SENEGAL-SOCIETE-CONSOMMAION
Kaolack, 19 fév (APS) – Le chef du service régional du commerce de Kaolack (centre), Adama Mouhamed Mbaye, invite les consommateurs à plus de vigilance sur la qualité des produits, à l’occasion du ramadan et du mois de carême, une période de forte consommation en denrées alimentaires.
“Nous invitons les consommateurs à agir en amont dans l’appréciation de la qualité des produits, en regardant les dates de péremption, parce que ce ne sont pas seulement les produits horticoles, agricoles et autres qui sont utilisés. Il y a aussi les produits manufacturés, tels que les beurres, les chocolats, les sachets de lait en poudre, etc.”, a-t-il souligné dans un entretien avec l’APS.
Le ramadan est une période de forte consommation en denrées alimentaires dont les plus utilisés notamment le riz, l’huile, le sucre, l’oignon, la pomme de terre et bien d’autres produits – beurre, chocolat, fromage, lait, café et autres.
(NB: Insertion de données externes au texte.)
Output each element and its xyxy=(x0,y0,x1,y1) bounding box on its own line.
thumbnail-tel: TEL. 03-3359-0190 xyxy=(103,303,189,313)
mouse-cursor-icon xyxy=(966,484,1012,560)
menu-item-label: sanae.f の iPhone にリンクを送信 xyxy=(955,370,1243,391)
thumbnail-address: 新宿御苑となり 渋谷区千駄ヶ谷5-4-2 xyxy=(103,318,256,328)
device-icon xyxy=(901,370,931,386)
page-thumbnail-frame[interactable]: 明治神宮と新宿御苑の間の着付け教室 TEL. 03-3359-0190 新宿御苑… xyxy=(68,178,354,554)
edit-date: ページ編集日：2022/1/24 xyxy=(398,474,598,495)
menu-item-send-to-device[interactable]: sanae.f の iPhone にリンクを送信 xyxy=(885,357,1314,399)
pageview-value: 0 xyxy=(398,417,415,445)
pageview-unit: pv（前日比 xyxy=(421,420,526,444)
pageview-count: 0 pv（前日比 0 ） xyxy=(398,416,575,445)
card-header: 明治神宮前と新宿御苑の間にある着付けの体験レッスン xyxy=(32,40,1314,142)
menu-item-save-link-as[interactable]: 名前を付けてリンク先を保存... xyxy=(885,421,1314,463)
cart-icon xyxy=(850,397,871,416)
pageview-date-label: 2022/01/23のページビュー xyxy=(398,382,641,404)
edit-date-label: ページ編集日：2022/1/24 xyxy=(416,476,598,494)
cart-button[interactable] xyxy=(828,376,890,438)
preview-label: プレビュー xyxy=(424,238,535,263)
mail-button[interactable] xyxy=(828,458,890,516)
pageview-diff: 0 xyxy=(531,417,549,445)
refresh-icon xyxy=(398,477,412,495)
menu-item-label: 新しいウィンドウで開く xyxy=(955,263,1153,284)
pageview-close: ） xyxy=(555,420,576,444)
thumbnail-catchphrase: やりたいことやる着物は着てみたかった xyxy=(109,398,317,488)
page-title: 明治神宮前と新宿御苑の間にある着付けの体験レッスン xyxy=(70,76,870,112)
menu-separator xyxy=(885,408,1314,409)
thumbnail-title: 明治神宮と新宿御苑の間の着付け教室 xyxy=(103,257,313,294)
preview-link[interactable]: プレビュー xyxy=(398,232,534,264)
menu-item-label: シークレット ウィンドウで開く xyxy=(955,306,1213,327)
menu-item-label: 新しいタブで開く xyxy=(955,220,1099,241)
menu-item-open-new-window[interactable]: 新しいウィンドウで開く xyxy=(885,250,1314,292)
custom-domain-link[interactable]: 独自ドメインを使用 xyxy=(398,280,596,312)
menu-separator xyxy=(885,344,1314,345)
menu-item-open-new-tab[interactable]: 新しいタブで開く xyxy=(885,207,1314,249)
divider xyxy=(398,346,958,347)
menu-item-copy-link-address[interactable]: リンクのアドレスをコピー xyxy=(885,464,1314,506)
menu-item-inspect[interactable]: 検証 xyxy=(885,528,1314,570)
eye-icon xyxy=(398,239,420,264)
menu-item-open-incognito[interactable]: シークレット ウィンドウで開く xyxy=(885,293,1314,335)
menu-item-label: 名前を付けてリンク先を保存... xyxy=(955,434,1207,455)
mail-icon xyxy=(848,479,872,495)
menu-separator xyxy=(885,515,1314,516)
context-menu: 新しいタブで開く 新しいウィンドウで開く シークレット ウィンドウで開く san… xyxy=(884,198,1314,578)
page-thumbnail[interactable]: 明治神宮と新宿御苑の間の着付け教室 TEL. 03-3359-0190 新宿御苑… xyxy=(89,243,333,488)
“L’administration du commerce n’agit pas dans l’évènementiel, nous faisons un suivi permanent du marché. C’est ce qui nous permet d’avoir des relevées de stocks hebdomadaires qui nous permettent de suivre le marché et d’agir en cas de besoin”, a signalé M. Mbaye.
Selon lui, ce sont ces relevées qui permettent d’affirmer que “le marché est correctement approvisionné” en denrées de consommation courante.
Les relevées des stocks, réalisés “deux fois par semaine”, permettent d’anticiper sur d’éventuels troubles ou tenions sur le marché, a-t-il indiqué, assurant que le service régional du commerce veille au grain.
“Il y a même un surplus pour certains produits, ce qui a, d’ailleurs, causé la baisse du prix du riz ordinaire, parce qu’il y a une surproduction un peu partout dans le monde. Ce qui nous permet d’avoir des produits en quantité suffisante”, a souligné le commissaire aux enquêtes économiques.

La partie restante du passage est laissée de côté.